Over the next several years, MetroHealth will fund scholarships and provide internships for underrepresented scholars to prepare them for health care careers – something that is desperately needed given that only 10% of nurses and 5% of physicians are Black in the United States. Mounting research shows measurable health benefits for communities whose health care workforces reflect the individuals they serve.
“We’re doing this on top of so many other things MetroHealth has done – and will continue to do – to build equity, to give everyone a seat at the table, to make sure all people – no matter the color of their skin or where they live or how much money they make – have a chance at a long, happy and healthy life,” says MetroHealth President & CEO Airica Steed, Ed.D, RN, MBA, FACHE. “We are proud to partner with UNCF to ensure more young people make it through college and go on to make their dreams a reality.”

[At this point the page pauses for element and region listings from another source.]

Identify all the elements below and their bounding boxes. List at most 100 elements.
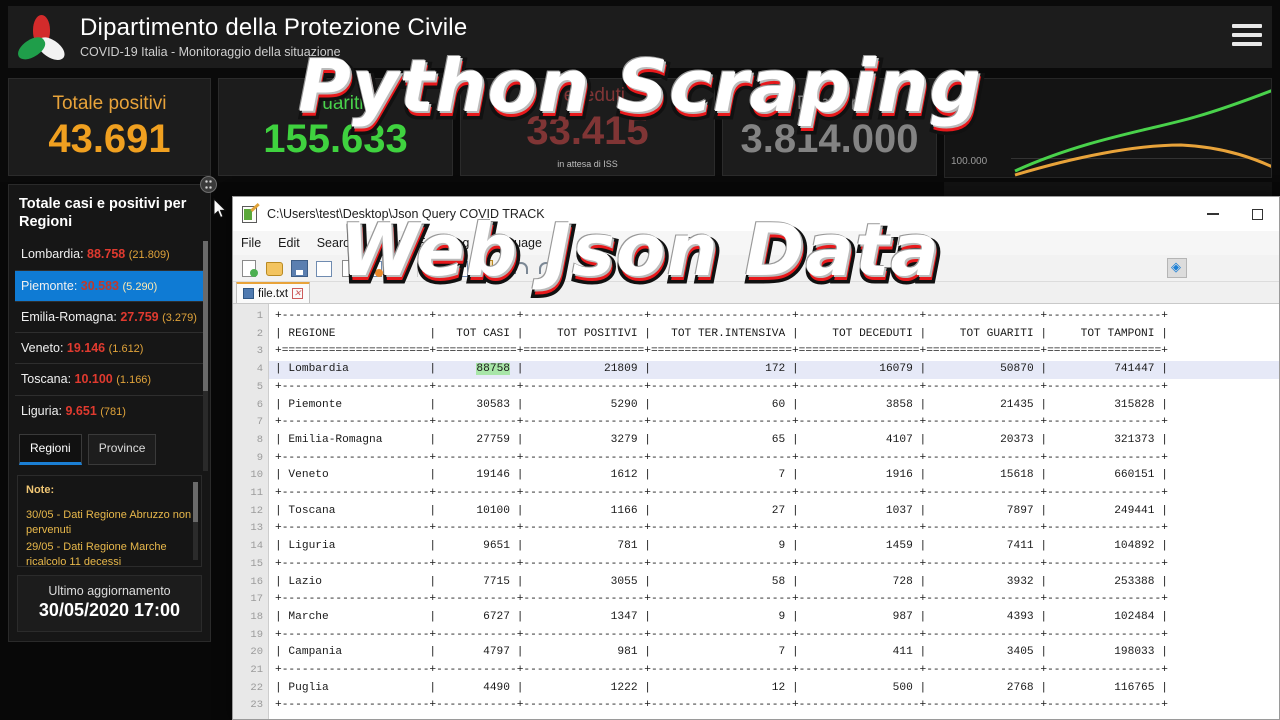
line-number: 2 [256,327,263,340]
paste-icon[interactable] [475,258,496,279]
minimize-icon[interactable] [1191,197,1235,231]
region-total: 19.146 [66,341,106,356]
line-number: 10 [250,469,263,482]
table-row: | Campania | 4797 | 981 | 7 | 411 | 3405… [275,646,1168,659]
maximize-icon[interactable] [1235,197,1279,231]
redo-icon[interactable] [536,258,557,279]
menu-bar: File Edit Search View Encoding Language [233,231,1279,255]
tab-label: file.txt [258,287,289,300]
line-number: 21 [250,664,263,677]
editor-body: 1 2 3 4 5 6 7 8 9 10 11 12 13 14 15 16 17 18 19 20 21 22 23 +-… [233,304,1279,719]
trend-lines [1014,89,1271,177]
macro-playback-icon[interactable] [1167,258,1187,278]
line-number: 4 [256,363,263,376]
stat-value: 3.814.000 [740,116,919,161]
menu-item-search[interactable]: Search [316,236,357,250]
table-rule: +----------------------+------------+---… [275,664,1168,677]
table-rule: +----------------------+------------+---… [275,593,1168,606]
region-name: Emilia-Romagna [21,309,114,324]
toolbar-divider [503,259,504,277]
open-file-icon[interactable] [264,258,285,279]
stat-card-totale-positivi: Totale positivi 43.691 [8,78,211,176]
region-total: 88.758 [87,247,126,262]
sidebar-tabs: Regioni Province [9,426,210,466]
region-row-piemonte[interactable]: Piemonte: 30.583 (5.290) [15,269,204,301]
region-row-emilia-romagna[interactable]: Emilia-Romagna: 27.759 (3.279) [15,300,204,332]
note-line-2: 29/05 - Dati Regione Marche ricalcolo 11… [26,540,167,568]
editor-text-area[interactable]: +----------------------+------------+---… [269,304,1279,719]
table-rule: +----------------------+------------+---… [275,487,1168,500]
line-number: 3 [256,345,263,358]
close-file-icon[interactable] [339,258,360,279]
notes-scrollbar[interactable] [193,482,198,561]
save-all-icon[interactable] [314,258,335,279]
menu-item-file[interactable]: File [241,236,262,250]
line-number: 8 [256,433,263,446]
saved-file-icon [243,288,254,299]
notepadpp-titlebar[interactable]: C:\Users\test\Desktop\Json Query COVID T… [233,197,1279,231]
table-row: | Piemonte | 30583 | 5290 | 60 | 3858 | … [275,398,1168,411]
last-update-panel: Ultimo aggiornamento 30/05/2020 17:00 [17,575,202,633]
table-row: | Toscana | 10100 | 1166 | 27 | 1037 | 7… [275,504,1168,517]
region-name: Liguria [21,403,59,418]
tab-regioni[interactable]: Regioni [19,434,82,466]
line-number: 23 [250,699,263,712]
protezione-civile-logo-icon [14,13,69,65]
line-number: 5 [256,380,263,393]
copy-icon[interactable] [450,258,471,279]
dashboard-title: Dipartimento della Protezione Civile [80,14,468,42]
close-tab-icon[interactable]: ✕ [292,288,304,299]
dashboard-header: Dipartimento della Protezione Civile COV… [8,6,1272,68]
save-icon[interactable] [289,258,310,279]
region-row-liguria[interactable]: Liguria: 9.651 (781) [15,394,204,426]
notepadpp-window: C:\Users\test\Desktop\Json Query COVID T… [232,196,1280,720]
table-rule: +----------------------+------------+---… [275,557,1168,570]
tab-province[interactable]: Province [87,434,157,466]
stat-label: Totale positivi [52,92,167,114]
table-rule: +----------------------+------------+---… [275,451,1168,464]
menu-item-encoding[interactable]: Encoding [417,236,470,250]
table-row: | Lazio | 7715 | 3055 | 58 | 728 | 3932 … [275,575,1168,588]
region-positives: (3.279) [162,311,197,324]
table-rule: +----------------------+------------+---… [275,416,1168,429]
print-icon[interactable] [389,258,410,279]
region-name: Toscana [21,372,68,387]
region-row-toscana[interactable]: Toscana: 10.100 (1.166) [15,363,204,394]
region-positives: (5.290) [122,280,158,293]
regions-list-scrollbar[interactable] [203,241,208,471]
table-row: | Emilia-Romagna | 27759 | 3279 | 65 | 4… [275,433,1168,446]
line-number: 19 [250,628,263,641]
stat-card-guariti: Guariti 155.633 [218,78,453,176]
region-total: 9.651 [65,403,97,418]
table-rule: +----------------------+------------+---… [275,380,1168,393]
toolbar-divider [417,259,418,277]
drag-handle-icon[interactable] [200,176,217,193]
region-row-veneto[interactable]: Veneto: 19.146 (1.612) [15,332,204,363]
stat-label: Tamponi [793,92,866,114]
menu-item-language[interactable]: Language [486,236,542,250]
undo-icon[interactable] [511,258,532,279]
hamburger-icon[interactable] [1232,24,1262,46]
region-total: 30.583 [80,278,119,293]
stat-note: in attesa di ISS [557,158,618,169]
cut-icon[interactable] [425,258,446,279]
line-number: 13 [250,522,263,535]
line-number: 22 [250,681,263,694]
notes-heading: Note: [26,484,55,497]
table-rule: +----------------------+------------+---… [275,699,1168,712]
sidebar-title: Totale casi e positivi per Regioni [19,196,187,231]
new-file-icon[interactable] [239,258,260,279]
menu-item-edit[interactable]: Edit [278,236,300,250]
document-tab-file-txt[interactable]: file.txt ✕ [236,281,311,303]
region-row-lombardia[interactable]: Lombardia: 88.758 (21.809) [21,247,170,262]
close-all-icon[interactable] [364,258,385,279]
stat-card-tamponi: Tamponi 3.814.000 [722,78,937,176]
stat-label: Deceduti [550,84,625,106]
menu-item-view[interactable]: View [373,236,401,250]
region-positives: (1.166) [116,374,152,387]
line-number: 20 [250,646,263,659]
text-selection: 88758 [476,363,510,376]
regions-list[interactable]: Lombardia: 88.758 (21.809) Piemonte: 30.… [9,239,210,426]
last-update-label: Ultimo aggiornamento [48,584,171,599]
note-line-1: 30/05 - Dati Regione Abruzzo non pervenu… [26,509,192,536]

Since its founding in 1944, UNCF has helped more than 500,000 students across the country earn college degrees. The organization helps students reach their full potential by providing them with resources and funds to attend and graduate from college.
Over the next five years, MetroHealth will fund 20 merit-based scholarships for students at the Lincoln-West School of Science and Health, the country’s only high school inside a hospital. These $5,000 scholarships can be used at both four-year and two-year post-secondary institutions.
The financial commitment also allows MetroHealth to host five college students who are UNCF scholarship awardees – regardless of where they attended high school – as paid interns each summer over the next five years. Students must be Cuyahoga County natives.
“We want to impact as many scholars as possible as they get either a jumpstart on college or are continuing their higher education. Our goal is to scale this even larger,” says Alan Nevel, Senior Vice President, Chief Equity & Community Impact Officer. “We are committed to removing the systemic barriers that prevent far too many of our neighbors from living healthy lives. One way we can do that is by opening up new educational opportunities for our community’s young people.”